Plant regeneration can be done from the callus obtained either from protoplasts or from the culture of plant organs. There are however, certain differences in these two calluses. The callus derived from plant organs carries preformed buds or organized structures, while the callus from protoplast culture does not have such structures.

The first success of regeneration of plants from protoplast cultures of Nicotiana tabacum was achieved by Takebe et al (in 1971). Since then, several species of plants have been regenerated by using protoplasts (Table 44.2).


The fragments derived from protoplasts that do not contain all the contents of plant cells are referred to as sub-protoplasts. It is possible to experimentally induce fragmentation of protoplasts to form sub-protoplasts. This can be done by application of different centrifugal forces created by discontinuous gradients during centrifugation. Exposure of protoplasts to cytochalasin B in association with centrifugation is a better approach for fragmentation of protoplasts.

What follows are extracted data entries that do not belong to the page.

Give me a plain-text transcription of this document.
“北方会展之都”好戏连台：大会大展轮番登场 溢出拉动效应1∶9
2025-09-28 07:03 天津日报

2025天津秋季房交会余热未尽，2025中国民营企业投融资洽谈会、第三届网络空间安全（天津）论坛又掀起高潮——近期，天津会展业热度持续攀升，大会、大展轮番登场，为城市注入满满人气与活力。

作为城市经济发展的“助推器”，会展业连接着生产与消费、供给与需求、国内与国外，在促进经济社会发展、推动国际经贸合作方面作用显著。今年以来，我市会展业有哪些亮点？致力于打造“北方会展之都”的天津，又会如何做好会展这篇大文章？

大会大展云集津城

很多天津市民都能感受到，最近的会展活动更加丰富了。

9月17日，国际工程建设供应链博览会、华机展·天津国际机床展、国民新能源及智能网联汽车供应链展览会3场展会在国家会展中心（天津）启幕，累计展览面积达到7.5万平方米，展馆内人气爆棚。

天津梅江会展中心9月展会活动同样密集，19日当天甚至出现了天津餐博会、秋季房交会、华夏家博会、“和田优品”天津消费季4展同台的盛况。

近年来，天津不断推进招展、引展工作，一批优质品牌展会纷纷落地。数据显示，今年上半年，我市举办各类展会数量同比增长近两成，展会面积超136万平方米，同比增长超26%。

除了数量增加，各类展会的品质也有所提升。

There are three types of sub-protoplasts (Fig. 44.3):

1. Mini-protoplasts:

These are also called as karyoplasts and contain the nucleus. Mini-protoplasts can divide and are capable of regeneration into plants.

2. Cytoplasts:

These are sub-protoplasts containing the original cytoplasmic material (in part or full) but lack nucleus. Thus, cytoplasts are nuclear-free sub-protoplasts which cannot divide, but they can be used for cybridization.

3. Micro-protoplasts:

This term was suggested for sub-protoplasts that contain not all but a few chromosomes.